Texas Lt. Gov. Dan Patrick (R) sent a letter to the Texas comptroller earlier this year. In it, he requested that the state pull its funds from BlackRock because of the firm’s stance on energy.
"As you prepare the official list of companies that boycott energy companies, I ask that you include BlackRock, and any company like them, that choose to hurt Texas oil and gas energy companies by boycotting them in violation of Senate Bill 13,” Patrick wrote in his letter to Texas Comptroller Glenn Hegar.
In the letter, Patrick went on to cite several instances where he believes Fink has directly discriminated against the oil and gas industry.
"These statements indicate that BlackRock is capriciously discriminating against the oil and gas industry by exiting investments solely because companies do not subscribe to a ‘net zero’ policy beyond what is required by law,” Patrick wrote, according to Houston Daily.
Elsewhere, West Virginia State Treasurer Riley Moore announced in January that the Board of Treasury Investments, which manages the state's $8 billion in operating funds, will no longer invest with BlackRock. The move was inspired by recent reports that BlackRock was urging companies to embrace “net zero" investments and investment strategies, according to Moore. This would harm the coal, oil and natural gas industries, which West Virginia heavily relies on. It was also motivated by BlackRock's investments in Chinese firms that pose investment risks and are not in the interests of the U.S., according to Mountain State Times.

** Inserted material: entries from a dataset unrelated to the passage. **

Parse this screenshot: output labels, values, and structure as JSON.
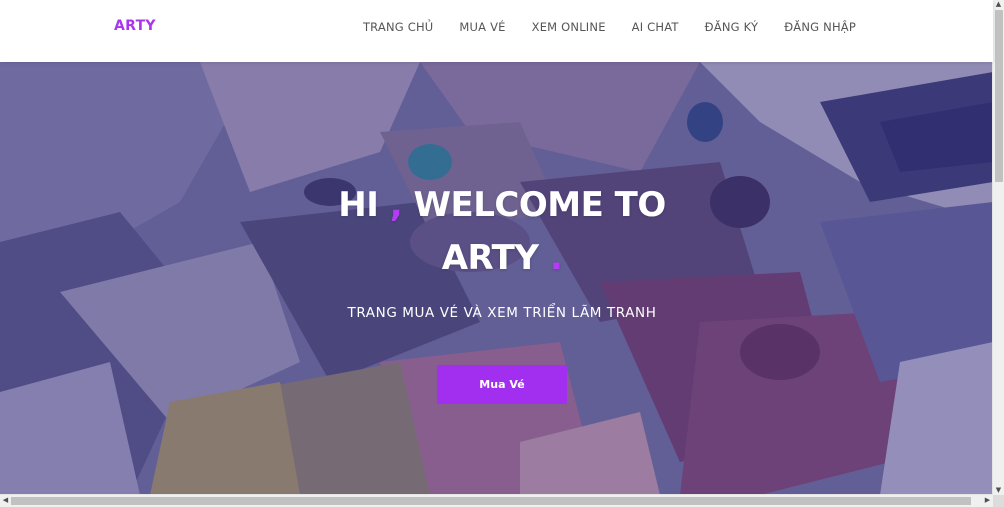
{
  "header": {
    "logo": "ARTY",
    "nav": [
      {
        "label": "TRANG CHỦ"
      },
      {
        "label": "MUA VÉ"
      },
      {
        "label": "XEM ONLINE"
      },
      {
        "label": "AI CHAT"
      },
      {
        "label": "ĐĂNG KÝ"
      },
      {
        "label": "ĐĂNG NHẬP"
      }
    ]
  },
  "hero": {
    "title_part1": "HI",
    "title_comma": ",",
    "title_part2": "WELCOME TO",
    "title_part3": "ARTY",
    "title_dot": ".",
    "subtitle": "TRANG MUA VÉ VÀ XEM TRIỂN LÃM TRANH",
    "button_label": "Mua Vé"
  },
  "colors": {
    "accent": "#a935f0",
    "button": "#a22ff0",
    "nav_text": "#555555"
  },
  "icons": {
    "scroll_up": "triangle-up",
    "scroll_down": "triangle-down",
    "scroll_left": "triangle-left",
    "scroll_right": "triangle-right"
  }
}
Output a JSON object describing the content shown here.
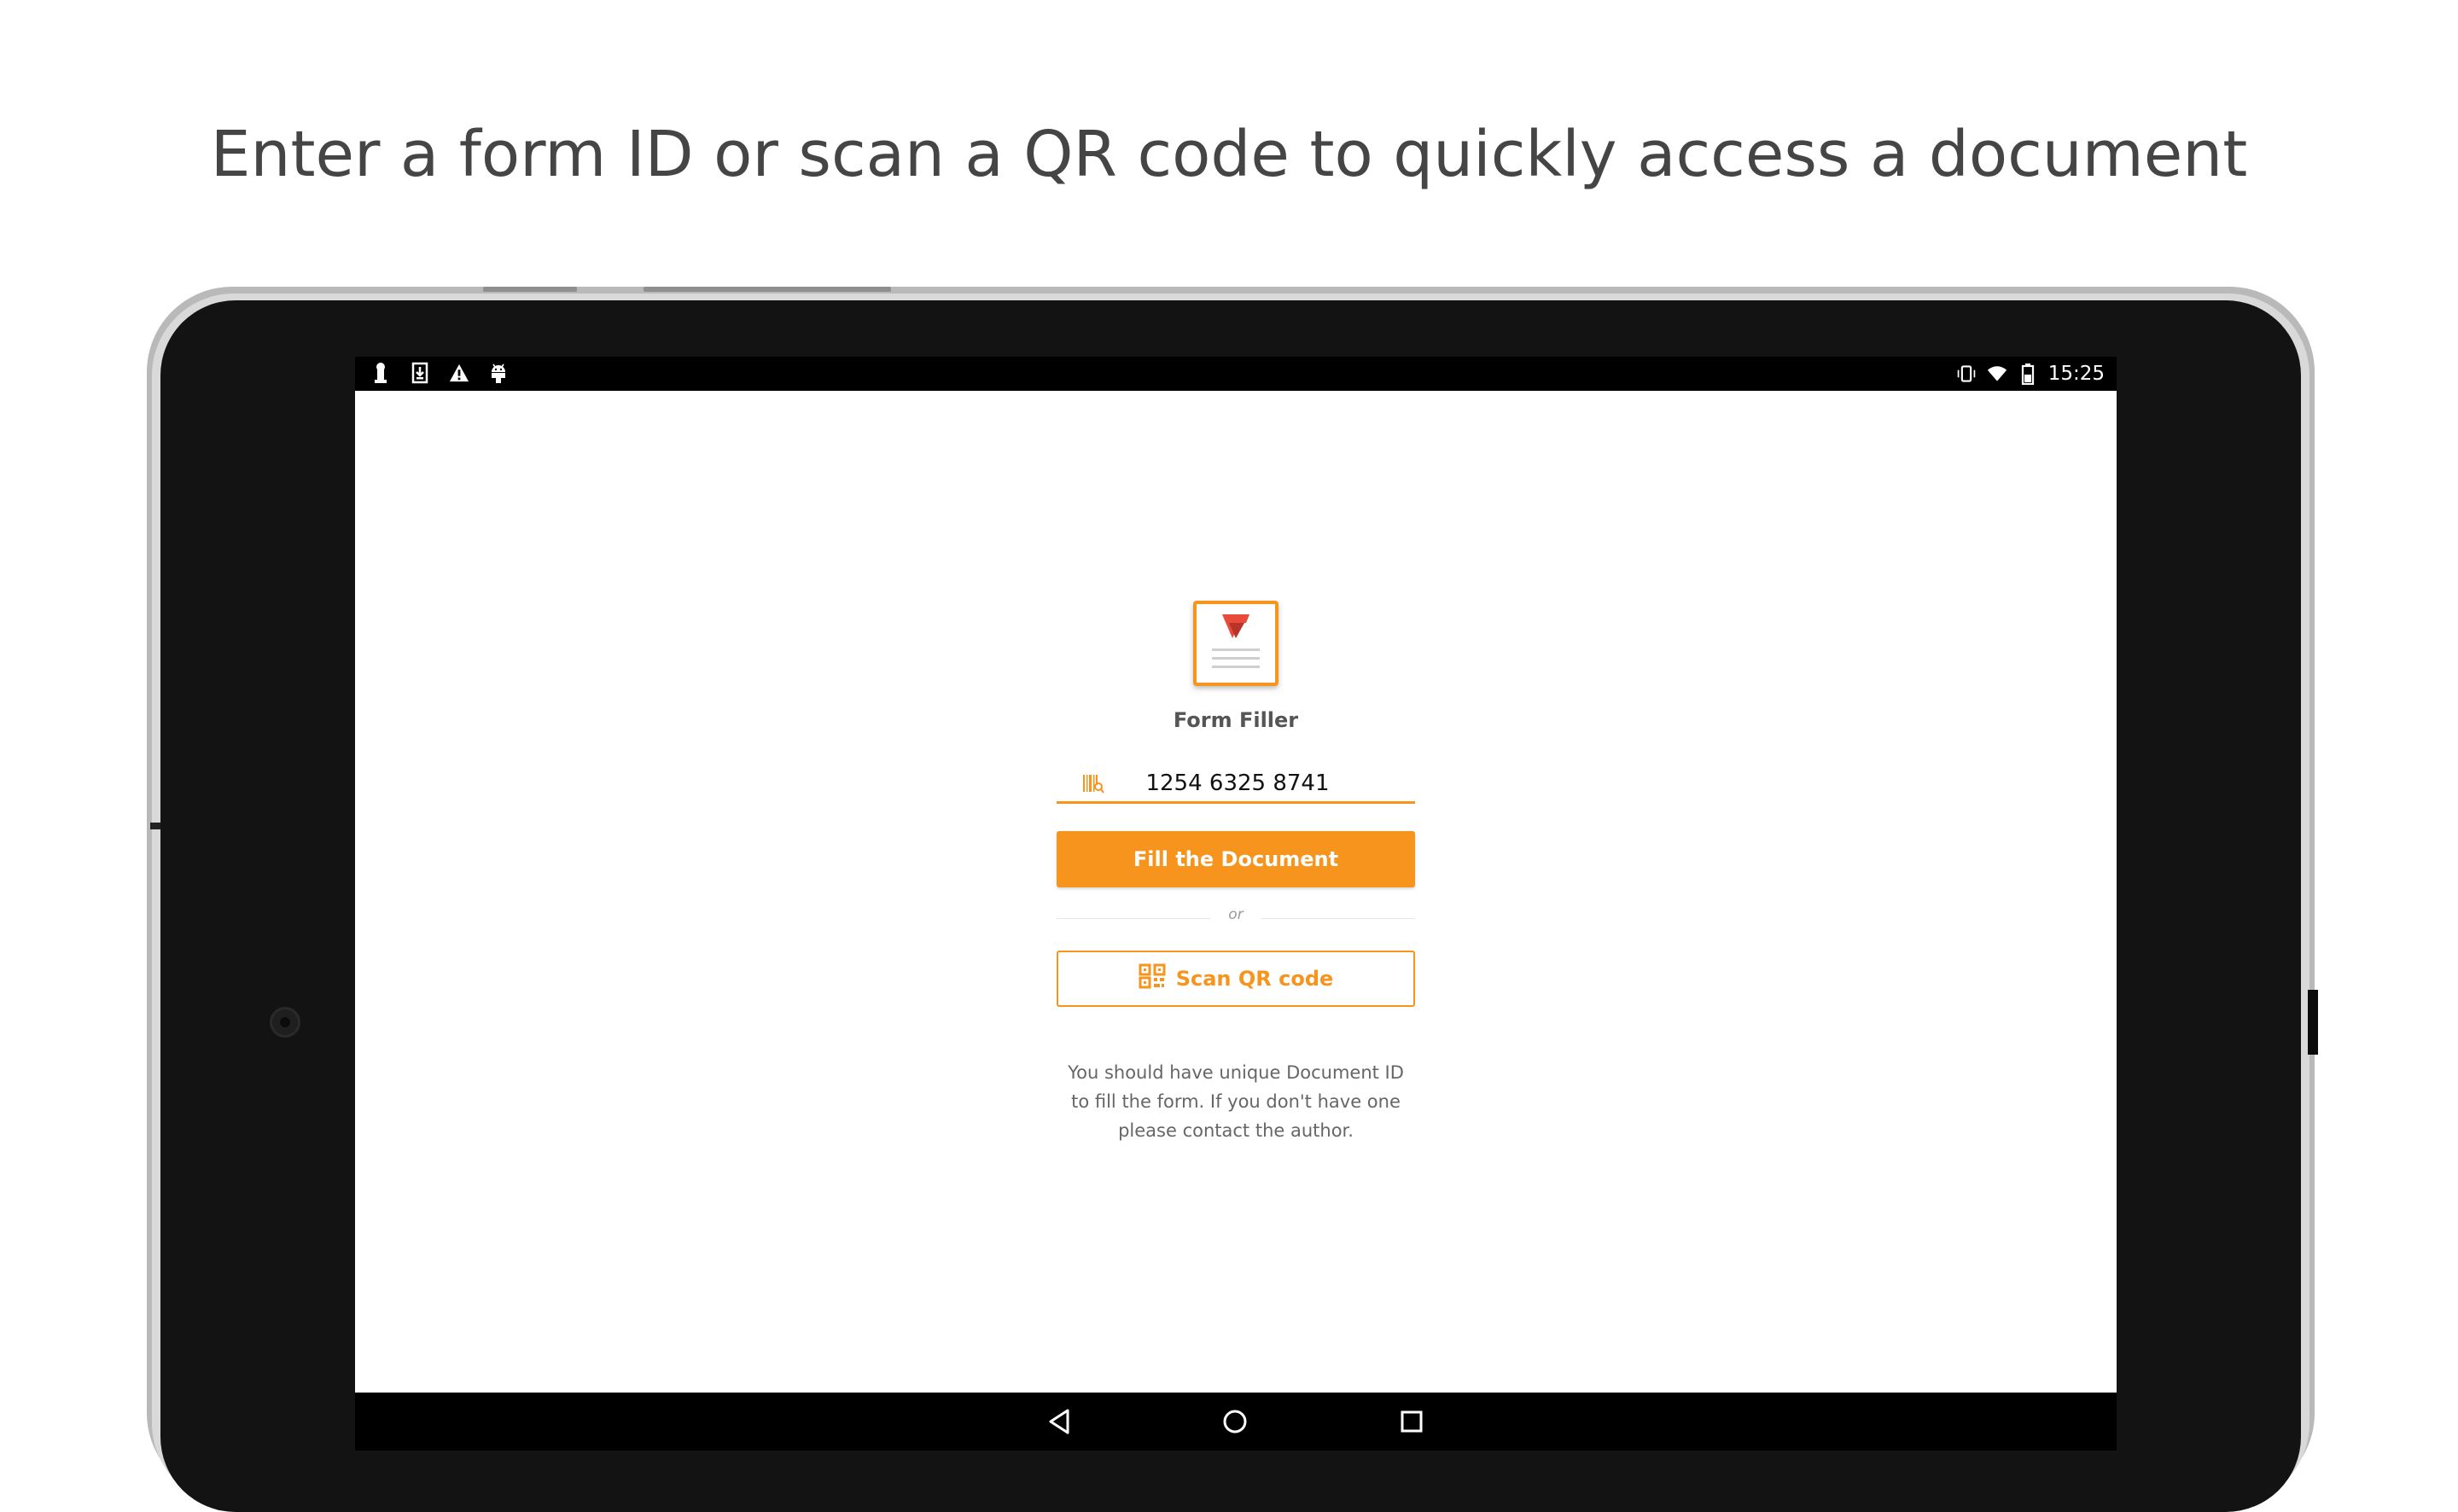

South Carolina is the state with the sixth-most amount of money — $9.3 billion — under BlackRock’s control.
The U.S. Energy Information Administration (EIA), using estimated data from 2019, says that South Carolina’s end-use consumption by source, excluding losses, breaks down as follows: 0.4% from coal, 14.9% from natural gas, 50.7% from petroleum, 8.5% from renewables and 25.5% from electricity.
Electric power sector consumption by source was dominated by nuclear power (59.7%). Coal accounted for 15.9%, natural gas for 19.1%, renewable energy for 5.1% and petroleum for 0.1%. When it comes to natural gas consumption, South Carolina is in the lowest 10 states in the U.S., the EIA says.
The agency says the state’s four nuclear plants supply 55% of the total electricity, making South Carolina the third-largest nuclear power producer in the country.
BlackRock’s strategy came to light after Fink wrote a 2022 outlook letter to companies BlackRock has invested in. In the letter, he said businesses not anticipating a carbon-free future risk being left behind and that it was a focus of BlackRock to help lead the transition to “net zero,” according to Palmetto State News. The letter also said that "climate rise is investment risk" and BlackRock would be "exiting investments that present a high sustainability-related risk" while "launching new investment products that screen fossil fuels."
BlackRock Inc. is an investment management corporation based in New York City. Founded in 1988, BlackRock is the world's largest asset manager, with $10 trillion in assets under management.